When speaking, a midwife’s tone and attitude are crucial, as are her listening abilities. Midwives are to give emotional and psychological support that is appropriate for each family’s socioeconomic conditions; this enables women and their families to share their experiences, which may help midwives improve their work (Magill- Cuerden 2006).

Conclusion

The midwife’s duties and functions in providing care preconceptually and throughout the prenatal period have been detailed in this assignment. It has also illustrated the individuality of each pregnancy and how a midwife’s job adjusts to offer the care required. I’ve expressed my dissatisfaction with the number of prenatal consultations available and the manner in which care is provided before conception.

Frequently Asked Questions (FAQs)

1. What are nursing interventions during the first stage of labor?

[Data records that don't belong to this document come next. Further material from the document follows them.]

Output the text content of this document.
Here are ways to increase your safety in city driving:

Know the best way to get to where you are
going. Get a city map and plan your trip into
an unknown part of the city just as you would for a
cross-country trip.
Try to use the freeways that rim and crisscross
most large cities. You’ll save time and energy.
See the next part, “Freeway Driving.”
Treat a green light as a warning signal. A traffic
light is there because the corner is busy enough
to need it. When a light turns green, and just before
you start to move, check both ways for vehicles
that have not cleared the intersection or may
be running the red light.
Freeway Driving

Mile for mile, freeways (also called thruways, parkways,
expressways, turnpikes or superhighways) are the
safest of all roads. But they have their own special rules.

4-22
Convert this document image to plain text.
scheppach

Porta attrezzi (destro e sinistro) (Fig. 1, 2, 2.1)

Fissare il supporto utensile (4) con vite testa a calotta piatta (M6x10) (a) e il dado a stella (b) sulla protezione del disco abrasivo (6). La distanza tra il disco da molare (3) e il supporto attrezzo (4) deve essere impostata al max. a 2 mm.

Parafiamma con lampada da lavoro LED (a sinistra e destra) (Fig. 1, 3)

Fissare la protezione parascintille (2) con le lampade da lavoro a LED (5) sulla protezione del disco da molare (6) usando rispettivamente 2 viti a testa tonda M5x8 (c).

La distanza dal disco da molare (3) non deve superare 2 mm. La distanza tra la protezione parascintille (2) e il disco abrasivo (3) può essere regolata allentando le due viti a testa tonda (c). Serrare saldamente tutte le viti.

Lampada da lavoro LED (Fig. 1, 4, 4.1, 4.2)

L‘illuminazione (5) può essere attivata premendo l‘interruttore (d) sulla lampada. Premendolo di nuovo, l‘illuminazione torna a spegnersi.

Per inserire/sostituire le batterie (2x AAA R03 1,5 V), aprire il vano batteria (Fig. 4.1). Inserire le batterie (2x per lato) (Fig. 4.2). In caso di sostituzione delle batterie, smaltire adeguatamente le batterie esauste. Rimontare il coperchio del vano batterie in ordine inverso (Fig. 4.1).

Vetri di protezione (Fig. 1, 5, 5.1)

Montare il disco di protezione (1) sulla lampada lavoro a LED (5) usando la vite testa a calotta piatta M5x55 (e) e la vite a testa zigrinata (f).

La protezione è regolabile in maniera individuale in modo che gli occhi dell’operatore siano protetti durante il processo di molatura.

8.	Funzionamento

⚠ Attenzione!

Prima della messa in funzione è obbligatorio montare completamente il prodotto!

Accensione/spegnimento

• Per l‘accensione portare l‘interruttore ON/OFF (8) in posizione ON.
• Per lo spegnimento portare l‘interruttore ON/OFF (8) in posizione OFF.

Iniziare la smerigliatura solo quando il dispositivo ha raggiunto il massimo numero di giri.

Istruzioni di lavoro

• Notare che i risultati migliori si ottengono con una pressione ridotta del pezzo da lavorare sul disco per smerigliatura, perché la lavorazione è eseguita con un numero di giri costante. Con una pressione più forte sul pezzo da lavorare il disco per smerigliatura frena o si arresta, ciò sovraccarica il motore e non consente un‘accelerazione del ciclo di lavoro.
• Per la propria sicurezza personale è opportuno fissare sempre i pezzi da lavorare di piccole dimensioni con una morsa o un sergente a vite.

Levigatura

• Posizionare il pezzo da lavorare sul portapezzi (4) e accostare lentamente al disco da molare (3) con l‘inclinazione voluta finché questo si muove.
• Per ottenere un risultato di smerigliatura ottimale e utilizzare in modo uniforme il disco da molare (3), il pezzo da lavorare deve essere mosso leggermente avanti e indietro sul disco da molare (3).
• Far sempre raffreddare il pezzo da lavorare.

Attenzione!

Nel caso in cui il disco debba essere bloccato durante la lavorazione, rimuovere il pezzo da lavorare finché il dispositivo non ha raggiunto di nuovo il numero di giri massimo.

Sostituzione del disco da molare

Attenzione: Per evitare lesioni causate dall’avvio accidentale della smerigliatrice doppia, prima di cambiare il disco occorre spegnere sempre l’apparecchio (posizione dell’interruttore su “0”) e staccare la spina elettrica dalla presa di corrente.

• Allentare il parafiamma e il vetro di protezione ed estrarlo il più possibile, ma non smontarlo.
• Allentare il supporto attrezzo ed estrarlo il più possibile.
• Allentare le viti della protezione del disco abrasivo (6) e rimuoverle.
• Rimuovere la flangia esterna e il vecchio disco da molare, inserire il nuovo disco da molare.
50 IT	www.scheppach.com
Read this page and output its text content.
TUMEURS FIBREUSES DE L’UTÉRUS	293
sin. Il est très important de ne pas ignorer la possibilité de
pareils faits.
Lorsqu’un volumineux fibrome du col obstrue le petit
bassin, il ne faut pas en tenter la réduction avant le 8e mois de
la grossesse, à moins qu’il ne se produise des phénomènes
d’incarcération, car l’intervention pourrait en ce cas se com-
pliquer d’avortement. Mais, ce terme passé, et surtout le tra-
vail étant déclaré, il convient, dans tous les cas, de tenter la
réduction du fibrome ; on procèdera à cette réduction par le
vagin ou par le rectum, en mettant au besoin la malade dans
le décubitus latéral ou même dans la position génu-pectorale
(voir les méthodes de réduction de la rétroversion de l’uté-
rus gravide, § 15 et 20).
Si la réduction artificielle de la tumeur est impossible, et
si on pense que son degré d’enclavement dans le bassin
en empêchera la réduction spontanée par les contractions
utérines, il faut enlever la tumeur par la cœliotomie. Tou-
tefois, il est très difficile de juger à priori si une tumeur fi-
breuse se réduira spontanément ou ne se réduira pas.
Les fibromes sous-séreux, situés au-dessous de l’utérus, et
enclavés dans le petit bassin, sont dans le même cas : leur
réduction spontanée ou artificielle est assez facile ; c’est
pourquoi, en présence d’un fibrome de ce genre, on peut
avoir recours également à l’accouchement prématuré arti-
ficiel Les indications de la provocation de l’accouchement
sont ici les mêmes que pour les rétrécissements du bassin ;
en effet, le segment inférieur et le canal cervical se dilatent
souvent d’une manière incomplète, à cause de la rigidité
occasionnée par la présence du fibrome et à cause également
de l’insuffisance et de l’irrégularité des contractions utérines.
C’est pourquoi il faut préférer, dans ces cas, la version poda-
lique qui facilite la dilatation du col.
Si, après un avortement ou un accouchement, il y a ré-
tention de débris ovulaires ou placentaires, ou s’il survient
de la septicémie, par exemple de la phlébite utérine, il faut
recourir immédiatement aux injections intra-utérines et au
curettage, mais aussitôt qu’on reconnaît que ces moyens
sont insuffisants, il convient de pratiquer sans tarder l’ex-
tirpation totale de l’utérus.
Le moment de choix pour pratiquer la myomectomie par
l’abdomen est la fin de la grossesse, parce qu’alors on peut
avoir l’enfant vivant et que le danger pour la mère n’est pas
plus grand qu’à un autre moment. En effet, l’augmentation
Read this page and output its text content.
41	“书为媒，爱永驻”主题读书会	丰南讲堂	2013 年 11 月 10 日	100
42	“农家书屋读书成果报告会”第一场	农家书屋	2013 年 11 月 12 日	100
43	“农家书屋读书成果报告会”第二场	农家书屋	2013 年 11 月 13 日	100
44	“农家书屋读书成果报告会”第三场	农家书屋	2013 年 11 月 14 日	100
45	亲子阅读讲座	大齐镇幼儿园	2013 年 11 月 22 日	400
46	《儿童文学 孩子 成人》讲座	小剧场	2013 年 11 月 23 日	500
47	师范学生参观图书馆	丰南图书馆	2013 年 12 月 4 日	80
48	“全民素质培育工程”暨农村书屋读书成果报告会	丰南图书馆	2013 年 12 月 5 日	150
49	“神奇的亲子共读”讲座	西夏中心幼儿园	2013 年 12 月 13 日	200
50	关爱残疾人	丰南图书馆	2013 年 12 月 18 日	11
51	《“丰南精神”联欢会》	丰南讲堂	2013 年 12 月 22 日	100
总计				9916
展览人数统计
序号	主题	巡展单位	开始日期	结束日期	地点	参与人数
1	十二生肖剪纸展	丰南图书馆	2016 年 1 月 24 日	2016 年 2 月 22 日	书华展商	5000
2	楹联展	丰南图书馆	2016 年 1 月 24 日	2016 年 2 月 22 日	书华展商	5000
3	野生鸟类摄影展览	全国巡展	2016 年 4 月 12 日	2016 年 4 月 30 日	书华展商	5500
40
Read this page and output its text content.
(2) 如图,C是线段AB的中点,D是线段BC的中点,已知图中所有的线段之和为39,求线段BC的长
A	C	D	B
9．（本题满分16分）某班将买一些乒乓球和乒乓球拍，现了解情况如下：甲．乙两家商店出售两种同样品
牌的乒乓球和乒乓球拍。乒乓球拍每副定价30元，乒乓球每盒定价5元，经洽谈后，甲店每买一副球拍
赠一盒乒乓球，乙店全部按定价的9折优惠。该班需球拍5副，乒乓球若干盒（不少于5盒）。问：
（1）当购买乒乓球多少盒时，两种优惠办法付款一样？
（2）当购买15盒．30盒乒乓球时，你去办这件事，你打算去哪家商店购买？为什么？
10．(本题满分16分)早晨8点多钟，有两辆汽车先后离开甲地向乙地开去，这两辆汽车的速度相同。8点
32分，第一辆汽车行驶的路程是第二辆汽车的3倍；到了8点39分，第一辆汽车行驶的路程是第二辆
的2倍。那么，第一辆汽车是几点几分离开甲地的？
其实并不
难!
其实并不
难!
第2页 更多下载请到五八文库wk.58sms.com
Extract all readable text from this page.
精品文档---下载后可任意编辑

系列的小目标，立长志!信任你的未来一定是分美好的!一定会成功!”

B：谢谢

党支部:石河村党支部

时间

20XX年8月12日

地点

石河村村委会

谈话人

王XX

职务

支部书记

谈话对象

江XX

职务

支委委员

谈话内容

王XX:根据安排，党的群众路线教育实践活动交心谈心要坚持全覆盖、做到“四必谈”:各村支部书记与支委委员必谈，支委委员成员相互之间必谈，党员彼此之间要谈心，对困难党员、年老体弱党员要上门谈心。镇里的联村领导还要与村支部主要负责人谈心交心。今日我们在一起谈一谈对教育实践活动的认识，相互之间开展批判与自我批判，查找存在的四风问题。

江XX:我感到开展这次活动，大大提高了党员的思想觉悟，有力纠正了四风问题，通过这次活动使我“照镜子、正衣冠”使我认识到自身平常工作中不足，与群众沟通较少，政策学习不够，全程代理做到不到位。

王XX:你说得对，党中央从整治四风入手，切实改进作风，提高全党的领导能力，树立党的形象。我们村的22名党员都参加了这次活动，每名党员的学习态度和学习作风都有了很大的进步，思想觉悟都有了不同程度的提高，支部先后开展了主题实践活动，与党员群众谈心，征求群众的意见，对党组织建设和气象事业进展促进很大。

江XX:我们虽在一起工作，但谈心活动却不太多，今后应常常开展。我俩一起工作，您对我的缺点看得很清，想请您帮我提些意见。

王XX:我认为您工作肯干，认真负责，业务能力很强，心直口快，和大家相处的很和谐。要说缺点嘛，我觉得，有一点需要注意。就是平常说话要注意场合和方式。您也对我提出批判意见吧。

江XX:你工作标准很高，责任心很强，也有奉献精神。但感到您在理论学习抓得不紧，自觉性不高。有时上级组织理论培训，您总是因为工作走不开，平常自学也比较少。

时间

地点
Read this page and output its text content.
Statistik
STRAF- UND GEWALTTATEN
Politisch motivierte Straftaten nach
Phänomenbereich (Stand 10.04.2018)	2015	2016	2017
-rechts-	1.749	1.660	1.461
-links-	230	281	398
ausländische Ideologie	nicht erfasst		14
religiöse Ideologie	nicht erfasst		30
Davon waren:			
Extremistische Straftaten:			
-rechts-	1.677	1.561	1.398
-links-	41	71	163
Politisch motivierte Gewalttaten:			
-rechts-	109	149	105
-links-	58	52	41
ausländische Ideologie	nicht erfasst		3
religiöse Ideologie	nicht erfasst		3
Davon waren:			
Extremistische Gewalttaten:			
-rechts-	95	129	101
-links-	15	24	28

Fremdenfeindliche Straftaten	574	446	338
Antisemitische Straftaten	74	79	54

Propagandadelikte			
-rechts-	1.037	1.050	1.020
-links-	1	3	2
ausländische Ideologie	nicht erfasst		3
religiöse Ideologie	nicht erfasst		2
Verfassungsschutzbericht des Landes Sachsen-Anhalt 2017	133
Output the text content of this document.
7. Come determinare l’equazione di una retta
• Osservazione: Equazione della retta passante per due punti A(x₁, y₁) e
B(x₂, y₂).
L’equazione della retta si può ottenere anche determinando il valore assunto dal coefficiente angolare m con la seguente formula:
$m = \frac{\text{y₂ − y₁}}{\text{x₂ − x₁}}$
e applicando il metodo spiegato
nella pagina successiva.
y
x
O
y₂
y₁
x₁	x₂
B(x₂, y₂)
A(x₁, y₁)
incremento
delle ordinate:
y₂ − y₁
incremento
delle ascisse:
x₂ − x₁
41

A Midwife Communicating with a Patient
Pre-conceptual State 

The pre-conception job of the midwife is to acquire history from the prospective parents and evaluate whether any difficulties might impair a woman’s or couple’s reproductive health. They may also evaluate the holistic variables that might influence a pregnancy. When required, the midwife should provide guidance; however, this must be done with respect to the requirements of the person (Henderson and Macdonald 2004).

2. What is the meaning of antenatal care?

Antenatal care refers to the care given to a pregnant woman and her family from conception through the start of labor (Vicars 2003). Families must be supported as a unit during the pregnancy. It’s crucial to figure out how active a family wants to be, and the midwife should make it happen.

3. What is the purpose of the booking appointment?

Booking the lady refers to the first and most important second appointment a woman gets. This is an essential visit with the lady because you may provide her with useful information regarding her pregnancy, delivery, and postpartum experience (NICE 2008). It is critical to identify those women who may need special care throughout this booking time (NICE 2008). This is due to the fact that midwives are independent practitioners who are responsible for the safety of the women and unborn infants under their care.

4. Why is learning about pregnancy important?

Antenatal education is very vital for all women, regardless of gravida or parity. All members of the family should be actively involved in preparing for the baby’s delivery as part of good midwifery care. This is why prenatal education may be provided to all members of the family to help them make informed decisions for their infant and to teach them how to do so in the future (Dunkley 2000 B).